Schließlich hatte Anna sich umgedreht, war in ihr Labor gegangen und hatte versucht, das Problem der Neurotransmitterausschüttung zu lösen.

Tatsächlich hatte sie es gestern Nacht auch noch geschafft und konnte so ihre Präsentation für Dr. Evelyn Brown fertigstellen. Vielleicht könnte sie ihr so ihr Engagement zeigen und würde bald auch schon eine Freigabe für die geheimeren Projekte bekommen.

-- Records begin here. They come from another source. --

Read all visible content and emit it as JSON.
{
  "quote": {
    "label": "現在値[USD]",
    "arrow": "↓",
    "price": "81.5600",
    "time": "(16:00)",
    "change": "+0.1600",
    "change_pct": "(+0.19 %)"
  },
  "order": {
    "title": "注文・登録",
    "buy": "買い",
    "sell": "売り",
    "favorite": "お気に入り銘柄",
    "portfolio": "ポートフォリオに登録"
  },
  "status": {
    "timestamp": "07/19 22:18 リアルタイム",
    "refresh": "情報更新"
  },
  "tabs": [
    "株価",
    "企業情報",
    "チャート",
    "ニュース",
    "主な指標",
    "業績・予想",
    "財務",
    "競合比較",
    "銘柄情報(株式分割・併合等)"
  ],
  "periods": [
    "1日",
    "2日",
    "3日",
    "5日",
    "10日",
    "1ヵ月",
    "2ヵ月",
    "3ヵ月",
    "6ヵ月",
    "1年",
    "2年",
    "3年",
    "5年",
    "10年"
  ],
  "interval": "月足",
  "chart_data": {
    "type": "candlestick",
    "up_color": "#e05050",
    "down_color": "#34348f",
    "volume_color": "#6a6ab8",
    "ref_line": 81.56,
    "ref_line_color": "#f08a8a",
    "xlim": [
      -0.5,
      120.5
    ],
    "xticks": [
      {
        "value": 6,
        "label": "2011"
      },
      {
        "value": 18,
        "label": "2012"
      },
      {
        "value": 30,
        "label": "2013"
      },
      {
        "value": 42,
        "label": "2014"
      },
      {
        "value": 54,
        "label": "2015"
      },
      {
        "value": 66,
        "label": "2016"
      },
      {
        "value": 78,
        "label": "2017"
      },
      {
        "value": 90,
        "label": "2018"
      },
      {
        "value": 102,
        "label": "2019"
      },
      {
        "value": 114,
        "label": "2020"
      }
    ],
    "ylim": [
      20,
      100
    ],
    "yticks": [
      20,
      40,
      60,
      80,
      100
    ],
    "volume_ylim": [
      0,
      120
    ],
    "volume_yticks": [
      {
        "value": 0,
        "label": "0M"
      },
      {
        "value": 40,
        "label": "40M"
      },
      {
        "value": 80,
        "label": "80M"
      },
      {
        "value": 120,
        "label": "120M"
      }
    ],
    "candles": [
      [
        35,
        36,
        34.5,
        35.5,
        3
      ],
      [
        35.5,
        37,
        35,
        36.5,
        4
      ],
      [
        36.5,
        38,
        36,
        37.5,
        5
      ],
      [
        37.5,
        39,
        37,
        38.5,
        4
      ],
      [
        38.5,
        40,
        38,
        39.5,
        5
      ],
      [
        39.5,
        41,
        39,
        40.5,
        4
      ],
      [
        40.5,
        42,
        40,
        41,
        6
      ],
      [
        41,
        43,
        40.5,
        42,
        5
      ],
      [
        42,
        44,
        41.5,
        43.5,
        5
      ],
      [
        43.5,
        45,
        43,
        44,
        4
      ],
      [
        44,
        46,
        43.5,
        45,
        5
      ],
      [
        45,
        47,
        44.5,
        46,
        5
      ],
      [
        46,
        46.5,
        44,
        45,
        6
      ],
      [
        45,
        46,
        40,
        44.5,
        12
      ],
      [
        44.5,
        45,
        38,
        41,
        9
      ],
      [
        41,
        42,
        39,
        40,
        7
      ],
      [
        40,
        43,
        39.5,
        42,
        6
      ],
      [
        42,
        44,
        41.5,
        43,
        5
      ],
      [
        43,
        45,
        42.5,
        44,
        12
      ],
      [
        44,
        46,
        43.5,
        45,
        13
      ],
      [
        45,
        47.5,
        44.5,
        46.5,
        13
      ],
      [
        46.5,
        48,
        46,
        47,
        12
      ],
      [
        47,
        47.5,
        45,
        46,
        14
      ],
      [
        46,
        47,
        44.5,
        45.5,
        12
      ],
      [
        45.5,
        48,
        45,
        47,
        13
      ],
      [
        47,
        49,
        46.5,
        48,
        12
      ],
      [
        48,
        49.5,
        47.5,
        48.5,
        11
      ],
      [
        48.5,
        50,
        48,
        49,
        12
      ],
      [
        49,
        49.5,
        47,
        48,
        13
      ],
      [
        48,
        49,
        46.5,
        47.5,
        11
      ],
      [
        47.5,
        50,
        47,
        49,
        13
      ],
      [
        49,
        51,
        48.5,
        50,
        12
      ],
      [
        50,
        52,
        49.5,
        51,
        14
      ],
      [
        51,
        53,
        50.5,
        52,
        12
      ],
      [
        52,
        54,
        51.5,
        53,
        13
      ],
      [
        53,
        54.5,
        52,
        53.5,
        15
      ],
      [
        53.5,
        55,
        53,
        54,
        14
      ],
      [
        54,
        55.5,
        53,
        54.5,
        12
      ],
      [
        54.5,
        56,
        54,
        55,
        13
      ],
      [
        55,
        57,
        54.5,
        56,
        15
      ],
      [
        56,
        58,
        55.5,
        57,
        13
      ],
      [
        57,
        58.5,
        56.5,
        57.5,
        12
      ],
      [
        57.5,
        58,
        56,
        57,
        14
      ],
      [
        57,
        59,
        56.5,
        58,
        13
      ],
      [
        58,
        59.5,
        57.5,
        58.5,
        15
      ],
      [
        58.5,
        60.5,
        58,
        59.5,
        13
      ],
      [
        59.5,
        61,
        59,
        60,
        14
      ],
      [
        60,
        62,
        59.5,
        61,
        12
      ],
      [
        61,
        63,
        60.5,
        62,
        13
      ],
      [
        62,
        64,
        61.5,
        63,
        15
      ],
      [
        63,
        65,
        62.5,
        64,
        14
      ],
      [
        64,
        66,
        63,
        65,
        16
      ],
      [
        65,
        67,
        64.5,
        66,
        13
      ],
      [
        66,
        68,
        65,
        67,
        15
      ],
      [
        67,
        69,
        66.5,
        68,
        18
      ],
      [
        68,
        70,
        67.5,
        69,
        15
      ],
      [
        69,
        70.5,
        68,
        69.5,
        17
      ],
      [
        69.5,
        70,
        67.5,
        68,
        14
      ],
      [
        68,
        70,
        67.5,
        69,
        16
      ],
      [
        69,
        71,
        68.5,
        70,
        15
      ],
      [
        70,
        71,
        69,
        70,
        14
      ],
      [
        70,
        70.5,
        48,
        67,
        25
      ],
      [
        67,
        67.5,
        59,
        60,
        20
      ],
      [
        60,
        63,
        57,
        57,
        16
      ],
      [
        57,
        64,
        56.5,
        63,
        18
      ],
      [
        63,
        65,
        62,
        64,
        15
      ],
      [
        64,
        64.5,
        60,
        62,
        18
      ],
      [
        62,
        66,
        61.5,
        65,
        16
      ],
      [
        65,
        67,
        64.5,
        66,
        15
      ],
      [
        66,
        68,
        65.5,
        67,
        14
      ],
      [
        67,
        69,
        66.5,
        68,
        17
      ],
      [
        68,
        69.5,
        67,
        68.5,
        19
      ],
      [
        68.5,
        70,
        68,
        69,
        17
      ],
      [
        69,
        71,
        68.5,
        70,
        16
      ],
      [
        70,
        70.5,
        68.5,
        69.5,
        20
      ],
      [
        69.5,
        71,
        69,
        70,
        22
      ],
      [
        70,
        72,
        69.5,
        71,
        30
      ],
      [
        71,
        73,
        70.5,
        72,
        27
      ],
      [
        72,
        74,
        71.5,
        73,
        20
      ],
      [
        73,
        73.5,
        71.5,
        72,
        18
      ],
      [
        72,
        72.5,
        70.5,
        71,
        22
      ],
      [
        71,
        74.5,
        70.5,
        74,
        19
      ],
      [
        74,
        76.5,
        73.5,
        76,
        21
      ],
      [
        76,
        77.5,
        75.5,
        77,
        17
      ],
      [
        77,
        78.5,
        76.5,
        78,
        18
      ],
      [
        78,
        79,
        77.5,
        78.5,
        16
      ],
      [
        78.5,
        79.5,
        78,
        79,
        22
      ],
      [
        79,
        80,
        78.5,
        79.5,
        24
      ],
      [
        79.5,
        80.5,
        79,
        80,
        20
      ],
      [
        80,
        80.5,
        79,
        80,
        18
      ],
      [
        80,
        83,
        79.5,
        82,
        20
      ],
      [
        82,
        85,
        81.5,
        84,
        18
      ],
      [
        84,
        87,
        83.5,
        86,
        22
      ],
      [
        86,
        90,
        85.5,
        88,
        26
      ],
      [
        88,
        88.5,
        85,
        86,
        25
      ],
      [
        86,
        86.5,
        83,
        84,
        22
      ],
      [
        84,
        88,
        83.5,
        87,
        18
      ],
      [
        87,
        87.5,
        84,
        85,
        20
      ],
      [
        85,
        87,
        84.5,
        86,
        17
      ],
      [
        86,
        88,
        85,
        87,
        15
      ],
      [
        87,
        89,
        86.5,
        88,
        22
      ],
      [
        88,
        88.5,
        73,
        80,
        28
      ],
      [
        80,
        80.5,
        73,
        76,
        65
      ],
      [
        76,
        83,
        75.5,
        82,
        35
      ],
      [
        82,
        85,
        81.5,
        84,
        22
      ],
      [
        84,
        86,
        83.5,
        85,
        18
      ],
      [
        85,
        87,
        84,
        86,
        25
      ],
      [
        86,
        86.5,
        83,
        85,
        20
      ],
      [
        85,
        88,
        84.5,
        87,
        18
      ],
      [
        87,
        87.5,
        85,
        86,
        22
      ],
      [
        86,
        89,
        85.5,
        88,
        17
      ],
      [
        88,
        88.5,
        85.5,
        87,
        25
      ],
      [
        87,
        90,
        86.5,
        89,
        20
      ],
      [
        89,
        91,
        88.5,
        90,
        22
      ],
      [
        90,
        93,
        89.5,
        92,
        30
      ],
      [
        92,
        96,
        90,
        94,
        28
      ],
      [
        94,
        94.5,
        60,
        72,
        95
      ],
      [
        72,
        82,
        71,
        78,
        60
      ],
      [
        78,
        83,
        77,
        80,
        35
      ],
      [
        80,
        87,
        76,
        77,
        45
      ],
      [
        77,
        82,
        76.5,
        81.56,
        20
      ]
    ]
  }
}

Sie öffnete die Präsentation und warf noch einen letzten Blick darauf. Gedanklich ging sie nochmal alles durch, bevor sie sich schließlich aufraffte und ihren ganzen Mut zusammenfasste. Dr. Evelyn Brown hatte den Ruf sehr fordernd und streng zu sein, was Anna schon mehr als einmal deutlich zu spüren bekommen hatte. Die Forschung und Wissenschaft war eben alles für die Mitgründerin und wenn jemand sein Leben dem nicht widmen wollte, konnte sie das nur schwer nachvollziehen. Daher war Anna sich unsicher, ob die Idee der Präsentation wirklich so gut war. Aber so könnte sie ihr zumindest zeigen, dass ihr Herz ebenfalls für die Wissenschaft schlug. Für sie war das eine große Sache.

Mit dem Laptop unter dem Arm wollte sie sich gerade auf den Weg zu der Doktorin machen, als sie genau diese in der Tür zu ihrem Labor stehen sah. Mit ihren stechenden, grünen Augen blickte sie Anna fragend an, als müsste sie ihre Gedanken lesen und sofort eine Antwort auf die nicht ausgesprochene Frage geben können.

„Ähm, ich... ich habe das Problem für die Ausschüttung, also die Neurotransmitter", stammelte Anna und hätte sich dafür am liebsten selbst geohrfeigt. Das fing ja schon mal gut an. Wie sollte sie einen Vortrag halten, wenn sie jetzt schon zu Stottern und Stammeln anfing?

„Ja?", hakte Dr. Evelyn da auch schon ungeduldig nach.

„Ich, ähm... also ich habe...", setzte sie erneut an.

„Bekomme ich heute noch eine klare Antwort? Ich habe viel zu tun und nicht den ganzen Tag Zeit", wurde Anna unterbrochen.

„Ich habe das Problem gelöst", brachte sie schließlich als vollständigen Satz hervor.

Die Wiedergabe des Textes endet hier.